A retinite pigmentosa é um grupo de doenças oculares hereditárias que gradualmente roubam a visão, muitas vezes começando com dificuldade para enxergar no escuro e reduzindo progressivamente o campo visual. Este estudo foca em uma alteração genética comum em pacientes japoneses e faz uma pergunta simples, porém importante: algumas formas dessa doença progridem de maneira mais branda que outras, e as imagens oculares podem revelar quem provavelmente manterá visão útil por mais tempo?

Um olhar mais atento a um único gene

A pesquisa concentra-se em um gene chamado EYS, que é ativo apenas no olho e ajuda a manter estruturalmente estáveis as células fotossensíveis da retina. Quando esse gene é afetado, essas células se degradam ao longo do tempo, causando retinite pigmentosa. No Japão, alterações no EYS são uma das principais causas dessa condição. Entre muitas mudanças possíveis, a equipe focou em uma variante específica, chamada G843E, que trabalhos anteriores sugeriam poder reduzir a função do gene sem destruí-la por completo.

Figure 1. Diferentes alterações no gene EYS levam a padrões de dano retiniano mais leves ou mais graves na retinite pigmentosa.
Figure 1. Diferentes alterações no gene EYS levam a padrões de dano retiniano mais leves ou mais graves na retinite pigmentosa.

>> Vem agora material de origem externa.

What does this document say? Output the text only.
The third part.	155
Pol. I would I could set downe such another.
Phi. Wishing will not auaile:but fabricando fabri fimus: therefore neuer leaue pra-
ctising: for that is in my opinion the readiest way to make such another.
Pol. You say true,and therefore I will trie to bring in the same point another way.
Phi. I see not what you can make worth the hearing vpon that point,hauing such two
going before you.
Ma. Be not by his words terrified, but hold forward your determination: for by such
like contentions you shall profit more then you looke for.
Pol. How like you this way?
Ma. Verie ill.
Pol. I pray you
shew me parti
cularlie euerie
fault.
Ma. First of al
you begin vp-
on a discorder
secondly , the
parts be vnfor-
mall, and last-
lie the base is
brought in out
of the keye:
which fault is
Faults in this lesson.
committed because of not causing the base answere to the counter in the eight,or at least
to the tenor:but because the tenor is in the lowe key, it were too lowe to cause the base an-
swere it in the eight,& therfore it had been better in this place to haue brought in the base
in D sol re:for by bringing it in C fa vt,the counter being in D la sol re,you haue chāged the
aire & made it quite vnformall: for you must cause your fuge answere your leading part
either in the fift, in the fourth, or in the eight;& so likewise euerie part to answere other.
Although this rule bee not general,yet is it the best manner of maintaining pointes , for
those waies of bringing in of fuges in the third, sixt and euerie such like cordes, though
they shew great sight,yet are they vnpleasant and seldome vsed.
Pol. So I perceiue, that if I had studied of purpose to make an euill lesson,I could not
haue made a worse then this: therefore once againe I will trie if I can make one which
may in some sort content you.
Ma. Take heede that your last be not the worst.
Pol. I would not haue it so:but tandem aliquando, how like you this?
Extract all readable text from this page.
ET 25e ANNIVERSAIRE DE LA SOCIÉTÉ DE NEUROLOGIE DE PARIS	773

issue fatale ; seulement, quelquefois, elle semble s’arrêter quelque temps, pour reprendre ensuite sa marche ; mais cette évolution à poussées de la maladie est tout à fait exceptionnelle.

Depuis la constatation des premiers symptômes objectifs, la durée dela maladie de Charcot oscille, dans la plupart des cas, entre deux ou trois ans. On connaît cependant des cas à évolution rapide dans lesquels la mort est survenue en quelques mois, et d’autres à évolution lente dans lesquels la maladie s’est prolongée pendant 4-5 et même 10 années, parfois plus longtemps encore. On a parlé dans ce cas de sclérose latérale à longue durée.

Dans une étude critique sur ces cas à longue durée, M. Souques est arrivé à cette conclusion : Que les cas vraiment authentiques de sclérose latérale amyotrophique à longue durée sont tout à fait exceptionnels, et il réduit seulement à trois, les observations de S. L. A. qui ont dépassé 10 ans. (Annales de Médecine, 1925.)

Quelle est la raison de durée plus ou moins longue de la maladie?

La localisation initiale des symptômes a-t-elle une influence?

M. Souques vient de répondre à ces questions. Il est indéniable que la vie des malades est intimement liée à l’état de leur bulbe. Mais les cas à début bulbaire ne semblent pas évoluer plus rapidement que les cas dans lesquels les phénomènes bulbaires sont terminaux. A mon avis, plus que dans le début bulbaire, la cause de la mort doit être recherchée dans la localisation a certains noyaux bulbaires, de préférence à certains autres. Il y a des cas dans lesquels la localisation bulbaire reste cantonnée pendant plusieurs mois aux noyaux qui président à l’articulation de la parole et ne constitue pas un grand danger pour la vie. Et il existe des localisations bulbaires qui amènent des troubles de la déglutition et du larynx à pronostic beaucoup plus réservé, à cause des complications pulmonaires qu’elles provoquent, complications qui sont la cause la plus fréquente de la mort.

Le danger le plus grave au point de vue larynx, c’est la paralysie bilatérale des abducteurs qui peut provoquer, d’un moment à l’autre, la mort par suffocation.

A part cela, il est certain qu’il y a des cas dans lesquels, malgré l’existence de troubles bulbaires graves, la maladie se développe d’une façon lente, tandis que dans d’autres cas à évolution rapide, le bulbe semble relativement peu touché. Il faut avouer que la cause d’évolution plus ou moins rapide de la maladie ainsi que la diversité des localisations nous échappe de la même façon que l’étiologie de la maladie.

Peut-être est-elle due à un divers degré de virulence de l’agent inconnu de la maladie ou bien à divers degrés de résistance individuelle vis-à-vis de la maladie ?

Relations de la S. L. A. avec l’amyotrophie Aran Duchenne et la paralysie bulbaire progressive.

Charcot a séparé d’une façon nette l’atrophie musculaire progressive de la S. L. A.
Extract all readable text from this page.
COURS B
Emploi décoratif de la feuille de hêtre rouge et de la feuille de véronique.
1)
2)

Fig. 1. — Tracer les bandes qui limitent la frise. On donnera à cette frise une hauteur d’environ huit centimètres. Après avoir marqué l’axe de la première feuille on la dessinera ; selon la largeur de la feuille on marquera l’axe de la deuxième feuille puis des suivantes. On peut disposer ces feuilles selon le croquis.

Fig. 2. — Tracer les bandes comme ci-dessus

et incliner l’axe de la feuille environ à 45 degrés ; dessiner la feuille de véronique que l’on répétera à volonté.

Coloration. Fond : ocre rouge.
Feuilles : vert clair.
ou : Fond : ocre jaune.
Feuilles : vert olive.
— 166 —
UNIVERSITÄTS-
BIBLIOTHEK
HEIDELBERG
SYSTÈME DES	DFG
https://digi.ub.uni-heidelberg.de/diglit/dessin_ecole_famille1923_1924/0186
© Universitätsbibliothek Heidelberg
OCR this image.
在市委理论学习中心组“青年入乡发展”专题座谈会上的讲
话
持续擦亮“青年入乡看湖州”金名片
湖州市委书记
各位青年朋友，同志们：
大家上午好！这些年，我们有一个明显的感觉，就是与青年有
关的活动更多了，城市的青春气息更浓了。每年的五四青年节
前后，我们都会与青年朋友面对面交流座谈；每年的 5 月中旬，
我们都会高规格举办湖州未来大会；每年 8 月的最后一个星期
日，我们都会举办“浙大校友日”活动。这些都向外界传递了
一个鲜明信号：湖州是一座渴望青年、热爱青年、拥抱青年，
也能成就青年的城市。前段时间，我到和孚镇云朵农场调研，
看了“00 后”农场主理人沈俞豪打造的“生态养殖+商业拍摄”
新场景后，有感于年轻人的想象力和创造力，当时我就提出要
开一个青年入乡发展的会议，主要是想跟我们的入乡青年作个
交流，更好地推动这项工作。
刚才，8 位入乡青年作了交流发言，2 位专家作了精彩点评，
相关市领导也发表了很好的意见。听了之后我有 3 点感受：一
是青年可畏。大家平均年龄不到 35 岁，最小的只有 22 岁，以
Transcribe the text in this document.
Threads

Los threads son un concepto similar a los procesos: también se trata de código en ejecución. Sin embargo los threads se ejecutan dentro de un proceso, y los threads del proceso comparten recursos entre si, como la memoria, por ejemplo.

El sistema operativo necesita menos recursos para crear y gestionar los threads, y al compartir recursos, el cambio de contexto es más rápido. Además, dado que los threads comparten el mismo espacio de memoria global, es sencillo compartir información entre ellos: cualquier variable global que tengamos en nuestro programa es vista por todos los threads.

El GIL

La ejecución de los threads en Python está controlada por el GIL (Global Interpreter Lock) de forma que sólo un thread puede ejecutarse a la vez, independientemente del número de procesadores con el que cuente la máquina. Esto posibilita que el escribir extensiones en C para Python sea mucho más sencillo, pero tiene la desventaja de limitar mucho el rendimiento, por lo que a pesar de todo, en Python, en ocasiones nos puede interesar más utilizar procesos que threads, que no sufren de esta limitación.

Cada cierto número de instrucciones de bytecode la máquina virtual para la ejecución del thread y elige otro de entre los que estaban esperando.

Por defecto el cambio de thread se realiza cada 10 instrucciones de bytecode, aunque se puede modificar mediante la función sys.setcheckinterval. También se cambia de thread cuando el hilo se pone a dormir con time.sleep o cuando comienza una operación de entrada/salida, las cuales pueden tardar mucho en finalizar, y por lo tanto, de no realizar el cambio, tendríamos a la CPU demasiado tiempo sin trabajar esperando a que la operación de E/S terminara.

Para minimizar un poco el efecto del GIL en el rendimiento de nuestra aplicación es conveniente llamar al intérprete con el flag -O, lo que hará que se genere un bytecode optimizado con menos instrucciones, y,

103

Comparando dois grupos de pacientes

Os investigadores revisaram prontuários médicos e dados genéticos de 127 pacientes japoneses que apresentavam alterações patogênicas em ambas as cópias do gene EYS. Eles os dividiram em dois grupos principais: 32 pacientes que carregavam a variante G843E juntamente com outra alteração prejudicial no EYS, e 52 pacientes cujas alterações no EYS eram de tipos mais graves, que tendem a interromper completamente a proteína. Para tornar as comparações justas, concentraram-se em pessoas entre 40 e 60 anos e examinaram várias medidas clínicas, incluindo acuidade visual central, testes de campo visual e uma característica estrutural nas imagens da retina chamada zona elipsoide, que marca a parte saudável da camada fotossensível.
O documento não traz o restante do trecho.